Conversational Commerce

Bots are helpful in every cycle of e-commerce sales – both pre-sales as well as post-sales. Merchants currently use bots for customer acquisition, retargeting and customer service. Shopify stores have seen anywhere between 3% to 25% increases in revenue by adding chatbot. They look and work great on mobile devices and can help users focus on one task at hand by hiding conventional navigation and webpage elements. As business users will start asking for ROI, bot projects will be pushed further to generate real revenue.

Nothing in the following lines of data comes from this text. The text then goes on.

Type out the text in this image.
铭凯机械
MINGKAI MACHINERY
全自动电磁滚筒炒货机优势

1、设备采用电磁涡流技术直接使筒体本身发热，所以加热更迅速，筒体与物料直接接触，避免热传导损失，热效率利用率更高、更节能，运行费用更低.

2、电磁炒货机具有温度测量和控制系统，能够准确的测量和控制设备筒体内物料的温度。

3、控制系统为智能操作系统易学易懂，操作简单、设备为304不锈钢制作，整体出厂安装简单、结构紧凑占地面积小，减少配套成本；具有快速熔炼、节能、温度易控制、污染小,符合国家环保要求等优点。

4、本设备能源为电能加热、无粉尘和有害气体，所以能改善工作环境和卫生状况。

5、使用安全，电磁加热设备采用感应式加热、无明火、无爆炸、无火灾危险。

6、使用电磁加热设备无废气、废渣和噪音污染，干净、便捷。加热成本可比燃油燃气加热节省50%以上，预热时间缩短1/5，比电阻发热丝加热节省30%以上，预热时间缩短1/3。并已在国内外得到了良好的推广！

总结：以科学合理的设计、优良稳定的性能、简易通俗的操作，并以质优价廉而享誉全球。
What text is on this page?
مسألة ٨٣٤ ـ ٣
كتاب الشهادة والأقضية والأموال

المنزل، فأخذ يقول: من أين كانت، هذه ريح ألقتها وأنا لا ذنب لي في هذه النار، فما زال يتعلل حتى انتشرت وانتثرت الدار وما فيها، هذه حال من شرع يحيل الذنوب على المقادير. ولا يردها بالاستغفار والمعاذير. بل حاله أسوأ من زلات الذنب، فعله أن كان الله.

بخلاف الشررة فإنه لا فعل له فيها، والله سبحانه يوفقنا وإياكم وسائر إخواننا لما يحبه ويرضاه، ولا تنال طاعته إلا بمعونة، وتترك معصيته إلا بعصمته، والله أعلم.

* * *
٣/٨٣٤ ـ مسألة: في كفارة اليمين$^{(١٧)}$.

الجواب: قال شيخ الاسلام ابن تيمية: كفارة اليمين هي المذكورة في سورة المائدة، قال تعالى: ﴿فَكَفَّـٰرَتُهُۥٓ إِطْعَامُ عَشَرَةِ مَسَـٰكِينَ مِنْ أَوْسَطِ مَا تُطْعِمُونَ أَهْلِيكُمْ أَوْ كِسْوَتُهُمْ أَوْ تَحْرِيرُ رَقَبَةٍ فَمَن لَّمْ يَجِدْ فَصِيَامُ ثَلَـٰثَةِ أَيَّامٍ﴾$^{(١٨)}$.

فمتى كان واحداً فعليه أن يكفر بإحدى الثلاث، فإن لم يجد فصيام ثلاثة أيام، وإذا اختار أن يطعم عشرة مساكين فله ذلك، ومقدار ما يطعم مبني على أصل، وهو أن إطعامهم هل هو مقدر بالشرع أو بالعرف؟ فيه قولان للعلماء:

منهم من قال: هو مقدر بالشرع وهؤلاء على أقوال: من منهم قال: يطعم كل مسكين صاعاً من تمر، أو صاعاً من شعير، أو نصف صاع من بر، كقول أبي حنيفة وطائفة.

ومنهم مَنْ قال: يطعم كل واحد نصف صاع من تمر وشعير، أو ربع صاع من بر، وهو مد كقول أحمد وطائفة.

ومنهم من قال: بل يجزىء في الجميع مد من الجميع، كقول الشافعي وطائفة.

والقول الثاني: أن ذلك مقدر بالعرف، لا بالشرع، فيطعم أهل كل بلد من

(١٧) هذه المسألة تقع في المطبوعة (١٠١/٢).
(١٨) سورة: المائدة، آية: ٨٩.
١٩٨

Conversational User Experience

We have a lot of guidelines for conventional web usability and web/mobile interfaces. As conversational interfaces gain traction, we will need a new set of guidelines – perhaps giving birth to a new role – Conversational User Experience experts. People who blend technical and psychological knowledge with ability to analyze large amounts of analytical data to improve the conversations.

Forming of ecosystems

To get to Level 5 of conversational systems, bots will need to teach to talk to each other. In order for this to happen, we need to develop a common set of rules and interfaces for AI-to-AI communication. We should start see this approach appear in major platforms, who will start exhibiting services in fashion similar to traditional REST API’s or GraphQL interfaces, but for skills.

Conversational AdServers

As the user conversation and focus moves to bots, so the ads need to follow. I predict that in 2019 we will see first adservers aimed at bots, using the context of conversation to serve relevant commercial information. As those products become available, we will probably see a new breed of RTB (Real Time Bidding) platforms that will allow brands to hop into conversations in real time with (hopefully!) relevant content.

Multi-modal Voice Assistants

Studies show that Voice Assistants prove the most useful in places where our hands are busy. For majority of users this means kitchen, car and… bathroom. Those use-cases benefit greatly from adding a display. Think asking for a recipe in kitchen and seeing a walk-trough of how to prepare the meal or monitoring the baby as it sleeps in his bed. As smart speakers turn into multi-modal devices, manufacturers start adding person-to-person communication features, turning them into a modern version of walkie-talkies.